Brilho incomum no Oceano Antártico é atribuído a diatomáceas e cocolitóforos, revela estudo
Após mais de duas décadas de imagens de satélite que exibiam faixas luminosas no Oceano Antártico, pesquisadores identificaram a combinação de organismos responsável pelo fenômeno. O trabalho, publicado na revista Global Biogeochemical Cycles, mostra que o intenso reflexo da luz é provocado por diatomáceas ricas em sílica e por cocolitóforos dotados de conchas de carbonato de cálcio. A descoberta foi conduzida por uma equipe liderada por Barney Balch, cientista sênior emérito do Bigelow Laboratory for Ocean Sciences, durante expedição a bordo do navio de pesquisa R/V Roger Revelle.
No início dos anos 2000, Balch havia detectado, por meio de satélites, extensas áreas mais claras que o restante do mar ao redor da Antártica. Essas zonas foram batizadas de Grande Cinturão de Calcita por apresentarem altos níveis de carbono inorgânico particulado, principalmente carbonato de cálcio, que aumenta a refletância da superfície. Estudos subsequentes confirmaram que as partículas brilhantes provinham das conchas dos cocolitóforos — microalgas que produzem placas microscópicas de calcita. Entretanto, imagens também apontavam um segundo padrão de brilho ainda mais ao sul, em águas consideradas frias demais para abrigar esses organismos, mantendo o enigma em aberto.
O isolamento geográfico, as condições climáticas severas, a presença de icebergs e a permanente cobertura de nuvens limitaram por anos o monitoramento direto da região. Para superar esse obstáculo, a expedição seguiu até a latitude 60° S, onde correntes formam vórtices que misturam diferentes massas de água. Utilizando uma roseta CTD, os cientistas coletaram amostras em várias profundidades, registrando cor da água, taxas de calcificação, fotossíntese, concentração de carbono inorgânico e teor de sílica. O objetivo era construir um conjunto integrado de medições biogeoquímicas e ópticas, capaz de esclarecer a origem do brilho detectado pelos satélites.
Os resultados revelaram uma clara transição na composição do plâncton ao longo da travessia. Dinoflagelados dominam as águas subtropicais; os cocolitóforos prevalecem no Grande Cinturão de Calcita; e, ao sul da Frente Polar, diatomáceas são o grupo predominante. Essas últimas formam frústulas de sílica com aparência de caixa, que refletem a luz de modo semelhante às conchas calcíticas dos cocolitóforos, porém exigindo concentrações maiores para produzir o mesmo efeito óptico. A intensidade do brilho indica, portanto, elevadas densidades de diatomáceas nas águas austrais.
Pela primeira vez, a equipe também identificou pequenas quantidades de carbono inorgânico particulado e sinais de calcificação na porção mais fria, além da presença inesperada de cocolitóforos. Esse achado sugere que parte dessas microalgas suporta temperaturas inferiores às estimadas anteriormente. Balch aponta que os vórtices observados podem funcionar como “populações-semente”, exportando organismos para regiões mais quentes e alimentando continuamente o Grande Cinturão de Calcita.
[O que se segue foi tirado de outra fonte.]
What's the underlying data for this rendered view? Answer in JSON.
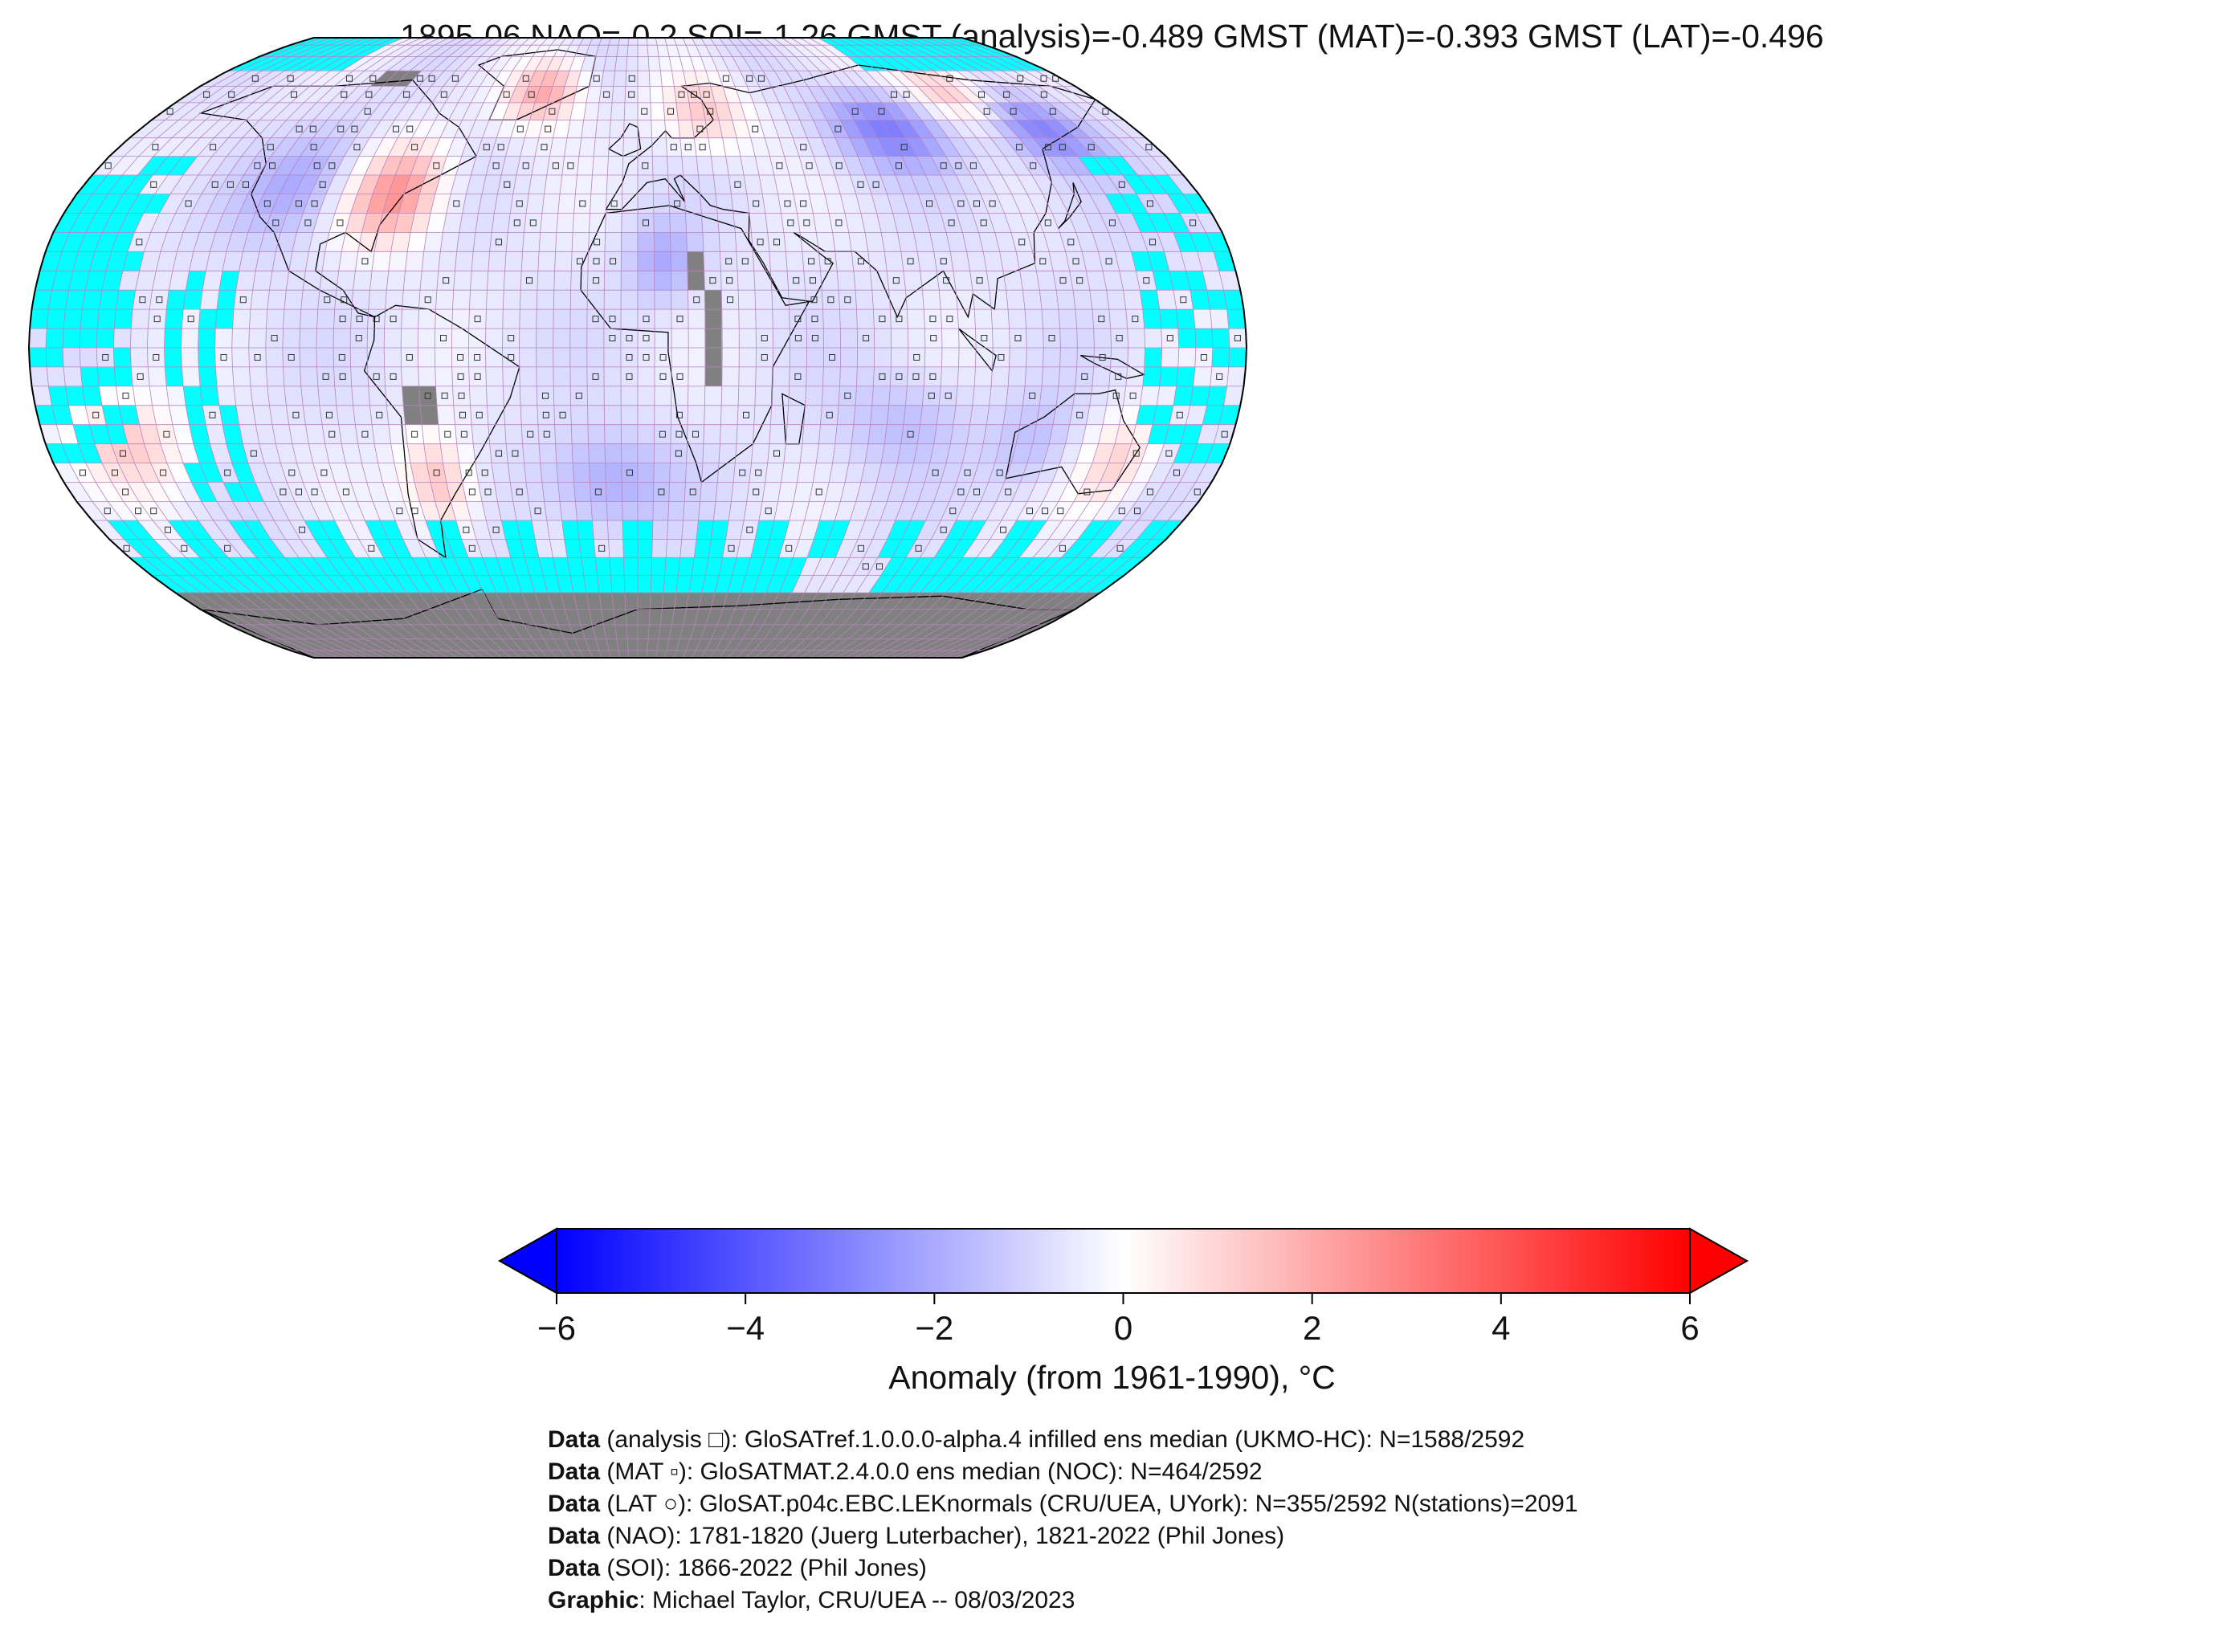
{
  "title": "1895-06 NAO=-0.2 SOI=-1.26 GMST (analysis)=-0.489 GMST (MAT)=-0.393 GMST (LAT)=-0.496",
  "map": {
    "projection": "Robinson",
    "central_longitude": 0,
    "grid_resolution_deg": 5,
    "ocean_missing_color": "#00ffff",
    "land_missing_color": "#808080",
    "gridline_color": "#b783bd",
    "coastline_color": "#000000",
    "anomaly_regions": [
      {
        "region": "western North America",
        "lon": [
          -125,
          -95
        ],
        "lat": [
          30,
          55
        ],
        "anomaly": -2.0
      },
      {
        "region": "eastern North America",
        "lon": [
          -90,
          -65
        ],
        "lat": [
          30,
          50
        ],
        "anomaly": 2.5
      },
      {
        "region": "Greenland",
        "lon": [
          -50,
          -25
        ],
        "lat": [
          62,
          75
        ],
        "anomaly": 2.0
      },
      {
        "region": "northern Europe",
        "lon": [
          10,
          40
        ],
        "lat": [
          55,
          70
        ],
        "anomaly": 1.2
      },
      {
        "region": "central Siberia",
        "lon": [
          70,
          110
        ],
        "lat": [
          50,
          65
        ],
        "anomaly": -3.0
      },
      {
        "region": "northern Siberia",
        "lon": [
          110,
          140
        ],
        "lat": [
          62,
          75
        ],
        "anomaly": 1.5
      },
      {
        "region": "eastern Siberia",
        "lon": [
          130,
          160
        ],
        "lat": [
          50,
          65
        ],
        "anomaly": -3.0
      },
      {
        "region": "Sahara",
        "lon": [
          0,
          15
        ],
        "lat": [
          15,
          30
        ],
        "anomaly": -2.0
      },
      {
        "region": "South Atlantic",
        "lon": [
          -30,
          10
        ],
        "lat": [
          -45,
          -25
        ],
        "anomaly": -2.0
      },
      {
        "region": "South Pacific",
        "lon": [
          -170,
          -140
        ],
        "lat": [
          -35,
          -15
        ],
        "anomaly": 1.2
      },
      {
        "region": "southern South America",
        "lon": [
          -70,
          -55
        ],
        "lat": [
          -45,
          -25
        ],
        "anomaly": 1.5
      },
      {
        "region": "Indian Ocean",
        "lon": [
          60,
          100
        ],
        "lat": [
          -30,
          -10
        ],
        "anomaly": -1.5
      },
      {
        "region": "western Pacific",
        "lon": [
          125,
          160
        ],
        "lat": [
          25,
          45
        ],
        "anomaly": -1.0
      },
      {
        "region": "western Australia",
        "lon": [
          110,
          130
        ],
        "lat": [
          -35,
          -15
        ],
        "anomaly": -1.5
      },
      {
        "region": "eastern Australia",
        "lon": [
          140,
          155
        ],
        "lat": [
          -40,
          -20
        ],
        "anomaly": 1.0
      }
    ]
  },
  "colorbar": {
    "vmin": -6,
    "vmax": 6,
    "tick_values": [
      -6,
      -4,
      -2,
      0,
      2,
      4,
      6
    ],
    "tick_labels": [
      "−6",
      "−4",
      "−2",
      "0",
      "2",
      "4",
      "6"
    ],
    "colors": [
      "#0000ff",
      "#ffffff",
      "#ff0000"
    ],
    "extend": "both",
    "label": "Anomaly (from 1961-1990), °C"
  },
  "credits": [
    {
      "key": "Data",
      "text": " (analysis □): GloSATref.1.0.0.0-alpha.4 infilled ens median (UKMO-HC): N=1588/2592"
    },
    {
      "key": "Data",
      "text": " (MAT ▫): GloSATMAT.2.4.0.0 ens median (NOC): N=464/2592"
    },
    {
      "key": "Data",
      "text": " (LAT ○): GloSAT.p04c.EBC.LEKnormals (CRU/UEA, UYork): N=355/2592 N(stations)=2091"
    },
    {
      "key": "Data",
      "text": " (NAO): 1781-1820 (Juerg Luterbacher), 1821-2022 (Phil Jones)"
    },
    {
      "key": "Data",
      "text": " (SOI): 1866-2022 (Phil Jones)"
    },
    {
      "key": "Graphic",
      "text": ": Michael Taylor, CRU/UEA -- 08/03/2023"
    }
  ]
}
Imagem: Bigelow Laboratory for Ocean Sciences via olhardigital.com.br
A confirmação do papel das diatomáceas e dos cocolitóforos tem implicações diretas para a compreensão do ciclo do carbono no Oceano Antártico, considerado um dos maiores sumidouros naturais de CO2 do planeta. O processo pelo qual esses organismos absorvem carbono na fotossíntese e, posteriormente, o transportam para as camadas profundas por meio de frústulas e conchas afundadas contribui para a remoção de dióxido de carbono da atmosfera em escala global.
Os autores ressaltam que, embora satélites forneçam observações valiosas, eles captam apenas os metros superficiais do oceano. A integração de dados em múltiplas profundidades, aliada à contagem microscópica de organismos, permitiu detalhar a estrutura das comunidades planctônicas e associá-las de forma definitiva ao padrão de refletância. A equipe recomenda aprimorar algoritmos de sensoriamento remoto, possivelmente combinando informações de diferentes satélites, para distinguir com maior precisão assinaturas ópticas de sílica e calcita em áreas de difícil acesso.
Com a nova explicação para os brilhos anormais, cientistas dispõem de um parâmetro adicional para monitorar mudanças no plâncton do Oceano Antártico e avaliar como esses organismos respondem a variações de temperatura, nutrientes e circulação. A pesquisa também amplia o conhecimento sobre a distribuição dos cocolitóforos, indicando que sua zona de tolerância térmica se estende mais ao sul do que se supunha, e reforça a importância de campanhas oceanográficas in situ para validar e calibrar observações por satélite em ambientes extremos.